Hi, recently I noticed that when catching the gradients from a hook (through the grad_out parameter) that is triggered by a backward() call do not have requires_grad = True nor do they have a grad_fn attribute. However, when I trigger the same hook with autograd, then the values of grad_out caught from the hook are the same, yet they do have requires_grad = True and have a grad_fn attribute. I’m curious towards why this is happening? Thank you so much.

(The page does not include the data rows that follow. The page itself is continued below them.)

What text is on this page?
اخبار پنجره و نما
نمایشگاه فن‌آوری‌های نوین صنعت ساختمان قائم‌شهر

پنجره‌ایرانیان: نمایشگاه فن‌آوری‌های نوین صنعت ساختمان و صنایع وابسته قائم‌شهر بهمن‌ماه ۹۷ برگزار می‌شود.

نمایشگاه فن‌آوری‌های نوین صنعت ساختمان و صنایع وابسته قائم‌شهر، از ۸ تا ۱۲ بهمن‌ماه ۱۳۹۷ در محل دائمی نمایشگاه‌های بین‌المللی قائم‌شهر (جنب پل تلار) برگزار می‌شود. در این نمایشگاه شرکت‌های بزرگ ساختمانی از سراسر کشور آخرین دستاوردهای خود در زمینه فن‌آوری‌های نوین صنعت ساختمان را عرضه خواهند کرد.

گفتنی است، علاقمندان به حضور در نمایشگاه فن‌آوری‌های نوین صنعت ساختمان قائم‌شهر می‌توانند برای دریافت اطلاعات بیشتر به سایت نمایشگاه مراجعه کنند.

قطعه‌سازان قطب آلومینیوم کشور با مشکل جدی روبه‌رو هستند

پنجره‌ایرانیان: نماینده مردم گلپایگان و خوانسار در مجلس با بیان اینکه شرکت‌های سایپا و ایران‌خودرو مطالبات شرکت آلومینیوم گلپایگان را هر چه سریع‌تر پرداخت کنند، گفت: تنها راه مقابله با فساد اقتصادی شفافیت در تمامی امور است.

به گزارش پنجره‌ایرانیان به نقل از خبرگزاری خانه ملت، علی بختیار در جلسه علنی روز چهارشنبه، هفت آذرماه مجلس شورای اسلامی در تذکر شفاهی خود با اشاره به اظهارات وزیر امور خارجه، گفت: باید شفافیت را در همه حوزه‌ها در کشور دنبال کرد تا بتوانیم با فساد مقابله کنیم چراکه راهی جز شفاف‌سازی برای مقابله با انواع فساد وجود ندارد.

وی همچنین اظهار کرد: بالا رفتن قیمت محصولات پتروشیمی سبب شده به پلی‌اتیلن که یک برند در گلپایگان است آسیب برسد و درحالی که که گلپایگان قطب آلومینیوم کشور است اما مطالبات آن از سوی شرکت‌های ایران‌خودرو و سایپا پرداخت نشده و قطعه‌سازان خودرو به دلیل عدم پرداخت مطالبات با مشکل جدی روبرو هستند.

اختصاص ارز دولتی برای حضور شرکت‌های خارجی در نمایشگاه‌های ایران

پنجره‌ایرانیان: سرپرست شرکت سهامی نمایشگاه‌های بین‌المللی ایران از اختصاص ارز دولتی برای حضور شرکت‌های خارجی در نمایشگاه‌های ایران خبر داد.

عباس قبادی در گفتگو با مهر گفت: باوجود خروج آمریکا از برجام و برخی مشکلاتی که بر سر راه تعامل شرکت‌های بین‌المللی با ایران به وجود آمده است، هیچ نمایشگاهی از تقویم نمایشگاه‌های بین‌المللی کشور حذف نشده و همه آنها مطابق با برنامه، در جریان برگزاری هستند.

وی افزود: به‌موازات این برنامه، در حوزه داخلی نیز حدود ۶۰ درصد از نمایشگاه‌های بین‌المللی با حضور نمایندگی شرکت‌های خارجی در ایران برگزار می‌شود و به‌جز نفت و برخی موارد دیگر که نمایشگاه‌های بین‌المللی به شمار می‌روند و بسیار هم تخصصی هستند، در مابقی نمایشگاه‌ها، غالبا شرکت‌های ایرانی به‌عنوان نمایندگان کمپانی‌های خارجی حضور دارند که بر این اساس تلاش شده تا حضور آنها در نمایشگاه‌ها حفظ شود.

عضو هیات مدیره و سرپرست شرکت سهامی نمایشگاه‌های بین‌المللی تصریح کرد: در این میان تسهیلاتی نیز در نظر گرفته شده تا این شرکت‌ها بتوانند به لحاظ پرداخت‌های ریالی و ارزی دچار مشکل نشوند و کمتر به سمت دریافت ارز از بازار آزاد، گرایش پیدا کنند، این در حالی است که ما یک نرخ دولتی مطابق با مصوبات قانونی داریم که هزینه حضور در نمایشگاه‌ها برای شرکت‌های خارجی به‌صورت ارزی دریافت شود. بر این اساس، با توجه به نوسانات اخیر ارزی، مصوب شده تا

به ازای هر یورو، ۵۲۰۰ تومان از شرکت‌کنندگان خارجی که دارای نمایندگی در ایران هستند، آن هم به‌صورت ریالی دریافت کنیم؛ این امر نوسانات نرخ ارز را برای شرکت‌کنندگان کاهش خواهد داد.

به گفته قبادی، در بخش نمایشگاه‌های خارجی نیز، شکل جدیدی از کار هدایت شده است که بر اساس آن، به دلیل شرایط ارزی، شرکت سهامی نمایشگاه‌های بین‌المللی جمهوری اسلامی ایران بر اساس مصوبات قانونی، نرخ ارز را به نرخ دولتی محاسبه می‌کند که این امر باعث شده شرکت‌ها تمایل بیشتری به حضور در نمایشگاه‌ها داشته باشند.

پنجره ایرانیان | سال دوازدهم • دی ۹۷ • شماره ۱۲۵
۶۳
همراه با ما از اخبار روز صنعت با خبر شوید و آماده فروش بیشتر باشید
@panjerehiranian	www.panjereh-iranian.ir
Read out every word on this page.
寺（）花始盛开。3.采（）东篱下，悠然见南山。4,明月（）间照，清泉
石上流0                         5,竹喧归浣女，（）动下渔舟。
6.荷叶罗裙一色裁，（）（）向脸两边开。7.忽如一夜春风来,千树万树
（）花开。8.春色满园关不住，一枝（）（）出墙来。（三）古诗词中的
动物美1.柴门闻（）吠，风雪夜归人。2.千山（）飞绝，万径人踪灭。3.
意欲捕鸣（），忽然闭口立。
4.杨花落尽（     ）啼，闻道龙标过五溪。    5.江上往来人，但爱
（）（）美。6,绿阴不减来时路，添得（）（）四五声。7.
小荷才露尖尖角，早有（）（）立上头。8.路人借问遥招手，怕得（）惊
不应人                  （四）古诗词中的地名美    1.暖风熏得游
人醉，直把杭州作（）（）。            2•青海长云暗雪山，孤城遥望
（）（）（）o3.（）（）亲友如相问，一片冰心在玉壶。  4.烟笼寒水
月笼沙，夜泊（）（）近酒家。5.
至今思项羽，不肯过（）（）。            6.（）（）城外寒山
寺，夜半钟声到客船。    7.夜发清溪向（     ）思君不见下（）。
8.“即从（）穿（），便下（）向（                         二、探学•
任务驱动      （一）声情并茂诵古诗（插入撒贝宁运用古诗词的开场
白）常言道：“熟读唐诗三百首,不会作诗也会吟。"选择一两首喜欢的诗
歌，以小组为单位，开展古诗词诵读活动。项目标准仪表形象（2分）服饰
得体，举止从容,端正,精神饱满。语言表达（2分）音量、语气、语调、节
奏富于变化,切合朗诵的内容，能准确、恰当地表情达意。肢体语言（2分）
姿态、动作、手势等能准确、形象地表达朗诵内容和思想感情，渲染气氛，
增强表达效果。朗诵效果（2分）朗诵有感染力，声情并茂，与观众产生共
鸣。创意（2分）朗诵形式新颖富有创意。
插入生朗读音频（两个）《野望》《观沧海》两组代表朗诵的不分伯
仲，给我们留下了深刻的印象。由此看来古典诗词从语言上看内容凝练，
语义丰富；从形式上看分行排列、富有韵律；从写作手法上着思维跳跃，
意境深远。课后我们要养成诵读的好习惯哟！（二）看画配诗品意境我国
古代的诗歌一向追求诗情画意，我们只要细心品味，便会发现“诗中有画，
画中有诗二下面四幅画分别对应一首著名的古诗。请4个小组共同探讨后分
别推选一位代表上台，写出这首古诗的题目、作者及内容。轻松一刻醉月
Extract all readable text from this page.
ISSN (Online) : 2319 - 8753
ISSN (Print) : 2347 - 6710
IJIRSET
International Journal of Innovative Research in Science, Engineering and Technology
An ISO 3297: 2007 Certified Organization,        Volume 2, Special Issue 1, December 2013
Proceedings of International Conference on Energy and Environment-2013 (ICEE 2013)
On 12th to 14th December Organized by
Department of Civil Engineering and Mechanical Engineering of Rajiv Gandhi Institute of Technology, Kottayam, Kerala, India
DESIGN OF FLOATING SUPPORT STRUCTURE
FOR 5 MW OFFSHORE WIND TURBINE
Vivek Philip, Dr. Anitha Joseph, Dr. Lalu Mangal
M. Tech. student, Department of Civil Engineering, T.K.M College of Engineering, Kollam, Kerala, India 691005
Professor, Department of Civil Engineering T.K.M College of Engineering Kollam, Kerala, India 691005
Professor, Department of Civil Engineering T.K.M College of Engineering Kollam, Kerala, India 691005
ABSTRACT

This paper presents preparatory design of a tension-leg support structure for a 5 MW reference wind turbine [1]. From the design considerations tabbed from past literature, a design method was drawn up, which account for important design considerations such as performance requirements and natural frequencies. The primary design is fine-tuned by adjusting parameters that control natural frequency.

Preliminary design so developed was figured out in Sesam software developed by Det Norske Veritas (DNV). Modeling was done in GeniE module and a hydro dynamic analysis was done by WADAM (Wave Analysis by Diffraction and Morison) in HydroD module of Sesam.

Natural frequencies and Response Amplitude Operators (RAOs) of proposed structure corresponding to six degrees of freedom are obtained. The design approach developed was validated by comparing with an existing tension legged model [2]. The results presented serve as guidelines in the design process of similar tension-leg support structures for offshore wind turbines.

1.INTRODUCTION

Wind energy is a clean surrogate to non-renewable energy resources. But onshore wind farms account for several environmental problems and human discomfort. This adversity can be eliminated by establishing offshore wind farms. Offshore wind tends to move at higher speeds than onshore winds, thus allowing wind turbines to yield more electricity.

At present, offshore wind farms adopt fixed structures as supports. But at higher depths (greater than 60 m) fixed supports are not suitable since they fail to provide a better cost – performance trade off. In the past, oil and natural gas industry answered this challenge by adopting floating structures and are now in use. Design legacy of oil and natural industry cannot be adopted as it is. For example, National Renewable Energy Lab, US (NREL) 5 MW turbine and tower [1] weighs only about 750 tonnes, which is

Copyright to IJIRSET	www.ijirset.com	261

Here is my toy example for reference:
import torch
torch.manual_seed(0)
# define embedding and linear layers
embedding_layer = torch.nn.Embedding(10, 5, padding_idx=0)
fc = torch.nn.Linear(5, 6)
random_ix = torch.randint(high=10, size=(5,))
embedding_list = []
def hook(module, grad_in, grad_out):
print("grad out", grad_out[0]) # if triggered through autograd, this will have a grad_fn and requires_grad equal to True, otherwise not
embedding_list.append(grad_out[0])
# register hook on embedding layer
embedding_layer.register_backward_hook(hook)
# do forward pass
embeds = embedding_layer(random_ix)
output = fc(embeds)
print("output", output)
merged = torch.sum(output, dim=1)
summed = merged.sum()
print(summed)
# trigger hook through autograd
grad_auto = torch.autograd.grad(summed, embedding_layer.weight, create_graph=True)
print("grad auto", grad_auto[0][random_ix])
# trigger hook through backward() call
summed.backward()